Awalnya Fia merasa kehilangan saat tahu Sienna akan menikah. Fia pikir akan ada perubahan, yakni Sienna tidak akan bekerja lagi. Tentu Fia merasa sedikit sedih. Terang saja, sejak usaha tata rias milik Sienna dirintis, Fia telah bergabung dan ikut bersamanya untuk membesarkan usaha milik Sienna. Fia setia bekerja pada Sienna, meskipun layaknya bisnis pada umumnya, usaha Sienna juga mengalami naik dan turun.
“Iya, Fi. Gue sayang sama kerjaan gue, jadi nggak mungkin gue tinggalin,” ujar Sienna.
“Mbak, gue selalu doain biar lo bahagia terus ya,” ucap Fia.
Sienna lantas mengurai pelukannya. Sienna tersenyum terharu dan ketika air matanya meluncur, Fia segera mengambilkan tisu.
Sienna kemudian tertawa pelan. “Makeup-nya ngga luntur walaupun gue nangis, Fi. Tenang aja, ini racikan foundation-nya gue bikin anti badai,” ucap Sienna dengan nada sedikit bergurau.
“Harus anti badai banget, Mbak. Nanti pasti di altar lebih banjir lagi.”
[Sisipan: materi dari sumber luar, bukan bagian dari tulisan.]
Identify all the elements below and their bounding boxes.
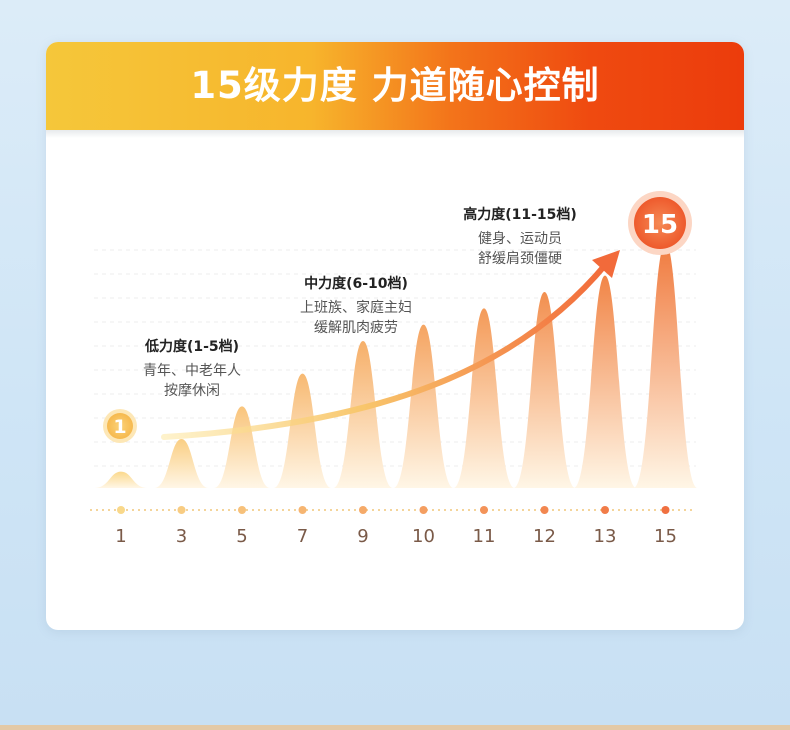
force-level-card: 15级力度 力道随心控制 bbox=[46, 42, 744, 630]
band-low-desc-1: 青年、中老年人 bbox=[143, 363, 241, 379]
tick-label-12: 12 bbox=[533, 526, 556, 547]
start-level-badge: 1 bbox=[103, 409, 137, 443]
band-high: 高力度(11-15档) 健身、运动员 舒缓肩颈僵硬 bbox=[463, 206, 577, 267]
axis-dot-3 bbox=[177, 506, 186, 514]
band-low: 低力度(1-5档) 青年、中老年人 按摩休闲 bbox=[143, 338, 241, 399]
peak-level-11 bbox=[453, 308, 515, 488]
axis-dot-9 bbox=[359, 506, 367, 514]
growth-arrow bbox=[161, 250, 620, 440]
end-level-badge-text: 15 bbox=[642, 210, 678, 240]
peak-level-10 bbox=[393, 324, 454, 488]
axis-dot-1 bbox=[117, 506, 125, 514]
tick-label-10: 10 bbox=[412, 526, 435, 547]
axis-dot-13 bbox=[601, 506, 609, 514]
axis-dot-10 bbox=[419, 506, 428, 514]
axis-dot-7 bbox=[298, 506, 307, 514]
band-mid-desc-1: 上班族、家庭主妇 bbox=[300, 299, 412, 316]
intensity-peaks bbox=[94, 243, 698, 488]
band-mid-title: 中力度(6-10档) bbox=[304, 275, 408, 292]
tick-label-7: 7 bbox=[297, 526, 308, 547]
banner-title: 15级力度 力道随心控制 bbox=[190, 64, 600, 107]
peak-level-1 bbox=[94, 471, 148, 488]
peak-level-9 bbox=[333, 341, 393, 488]
force-level-chart: 1 3 5 7 9 10 11 12 13 15 1 15 低力度(1-5档) 青年、中老年人 按… bbox=[90, 191, 698, 547]
tick-label-5: 5 bbox=[236, 526, 247, 547]
axis-tick-labels: 1 3 5 7 9 10 11 12 13 15 bbox=[115, 526, 677, 547]
peak-level-3 bbox=[154, 439, 209, 488]
start-level-badge-text: 1 bbox=[113, 416, 126, 438]
tick-label-15: 15 bbox=[654, 526, 677, 547]
axis-dot-15 bbox=[661, 506, 670, 514]
band-high-title: 高力度(11-15档) bbox=[463, 206, 577, 223]
axis-dots bbox=[117, 506, 670, 514]
tick-label-11: 11 bbox=[473, 526, 496, 547]
peak-level-7 bbox=[273, 373, 332, 488]
peak-level-13 bbox=[573, 275, 637, 488]
title-banner: 15级力度 力道随心控制 bbox=[46, 42, 744, 138]
peak-level-15 bbox=[633, 243, 698, 488]
band-mid-desc-2: 缓解肌肉疲劳 bbox=[314, 319, 398, 336]
tick-label-3: 3 bbox=[176, 526, 187, 547]
peak-level-12 bbox=[513, 292, 576, 488]
axis-dot-11 bbox=[480, 506, 488, 514]
band-low-desc-2: 按摩休闲 bbox=[164, 382, 220, 399]
peak-level-5 bbox=[213, 406, 271, 488]
end-level-badge: 15 bbox=[628, 191, 692, 255]
axis-dot-5 bbox=[238, 506, 246, 514]
banner-shadow bbox=[46, 130, 744, 138]
tick-label-9: 9 bbox=[357, 526, 368, 547]
bottom-strip bbox=[0, 725, 790, 730]
band-high-desc-1: 健身、运动员 bbox=[478, 231, 562, 247]
band-mid: 中力度(6-10档) 上班族、家庭主妇 缓解肌肉疲劳 bbox=[300, 275, 412, 336]
band-low-title: 低力度(1-5档) bbox=[144, 338, 239, 355]
tick-label-13: 13 bbox=[594, 526, 617, 547]
axis-dot-12 bbox=[540, 506, 549, 514]
band-high-desc-2: 舒缓肩颈僵硬 bbox=[478, 251, 562, 267]
tick-label-1: 1 bbox=[115, 526, 126, 547]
“Oke, gue mau tambahin bedak taburnya lagi kalau gitu. Gue tadi udah pakai primer makeup yang ngunci banget, semoga tahan deh ya.”
***
Sienna masih menunggu arahan dari pihak Wedding Organizer untuk keluar dari ruangan dan menuju altar. Sienna berada di ruang rias dan sedang melakukan beberapa kali pemotretan. Sienna nampak cantik dengan riasan natural glam-nya, ditambah gaun putih, serta mahkota yang tersemat di kepalanya, berhasil menyulap tampilannya menjadi seperti seorang ratu.
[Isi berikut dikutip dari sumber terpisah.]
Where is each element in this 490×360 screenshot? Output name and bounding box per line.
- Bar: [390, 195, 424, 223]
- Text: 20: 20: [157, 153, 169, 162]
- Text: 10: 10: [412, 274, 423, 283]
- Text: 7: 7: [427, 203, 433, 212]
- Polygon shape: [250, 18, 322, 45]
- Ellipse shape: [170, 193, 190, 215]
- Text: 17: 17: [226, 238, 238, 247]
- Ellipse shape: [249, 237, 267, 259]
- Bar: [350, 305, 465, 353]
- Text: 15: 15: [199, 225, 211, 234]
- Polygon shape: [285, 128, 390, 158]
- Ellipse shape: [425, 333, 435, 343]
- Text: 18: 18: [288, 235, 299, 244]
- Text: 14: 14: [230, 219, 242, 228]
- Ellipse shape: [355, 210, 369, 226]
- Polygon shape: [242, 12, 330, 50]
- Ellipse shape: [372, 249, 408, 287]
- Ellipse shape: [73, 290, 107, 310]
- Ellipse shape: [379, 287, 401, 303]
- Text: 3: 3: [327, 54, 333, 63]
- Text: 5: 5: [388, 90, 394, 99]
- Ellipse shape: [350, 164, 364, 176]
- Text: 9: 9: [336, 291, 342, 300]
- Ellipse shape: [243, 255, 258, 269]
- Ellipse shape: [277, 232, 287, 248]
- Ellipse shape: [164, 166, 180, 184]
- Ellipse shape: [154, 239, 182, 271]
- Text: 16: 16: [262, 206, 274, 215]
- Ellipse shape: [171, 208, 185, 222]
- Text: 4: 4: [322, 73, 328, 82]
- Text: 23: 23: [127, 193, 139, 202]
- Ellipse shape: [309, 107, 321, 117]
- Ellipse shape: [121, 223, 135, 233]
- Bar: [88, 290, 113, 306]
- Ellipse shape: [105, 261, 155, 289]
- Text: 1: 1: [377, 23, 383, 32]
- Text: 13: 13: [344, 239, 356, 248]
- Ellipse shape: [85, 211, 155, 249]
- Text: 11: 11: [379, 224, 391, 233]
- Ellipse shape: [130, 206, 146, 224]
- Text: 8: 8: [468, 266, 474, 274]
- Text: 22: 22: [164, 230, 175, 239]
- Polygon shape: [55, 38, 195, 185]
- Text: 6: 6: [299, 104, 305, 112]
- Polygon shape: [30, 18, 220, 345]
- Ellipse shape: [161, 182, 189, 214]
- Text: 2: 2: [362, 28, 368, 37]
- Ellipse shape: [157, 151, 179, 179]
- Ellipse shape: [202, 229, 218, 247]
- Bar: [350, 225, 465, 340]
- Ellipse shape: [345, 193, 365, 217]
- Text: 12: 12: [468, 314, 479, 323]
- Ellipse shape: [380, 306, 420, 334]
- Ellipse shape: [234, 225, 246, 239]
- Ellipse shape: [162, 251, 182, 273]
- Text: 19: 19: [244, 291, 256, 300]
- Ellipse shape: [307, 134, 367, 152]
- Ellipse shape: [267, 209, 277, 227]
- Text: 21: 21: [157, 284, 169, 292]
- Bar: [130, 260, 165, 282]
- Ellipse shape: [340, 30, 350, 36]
Beberapa orang dari WO dan tim fotografer ikut membantu Sienna melakukan sesi foto, mereka mengarahkan gaya dan memastikan semuanya berjalan lancar.
Di sana ada Renata dan Inggit juga yang beberapa jam lalu telah menemani Sienna. Sienna terlihat sedikit gugup, lantas Inggit menggenggam tangannya mencoba menenangkan calon menantunya itu.
“Sienna,” ucap Inggit.
“Iya, Mah?”
“Al juga gugup banget. Tadinya Gio mau ke sini ketemu kamu, tapi Al minta ditemenin sama anaknya. Jadi deh Gio temenin papanya,” cerita Inggit.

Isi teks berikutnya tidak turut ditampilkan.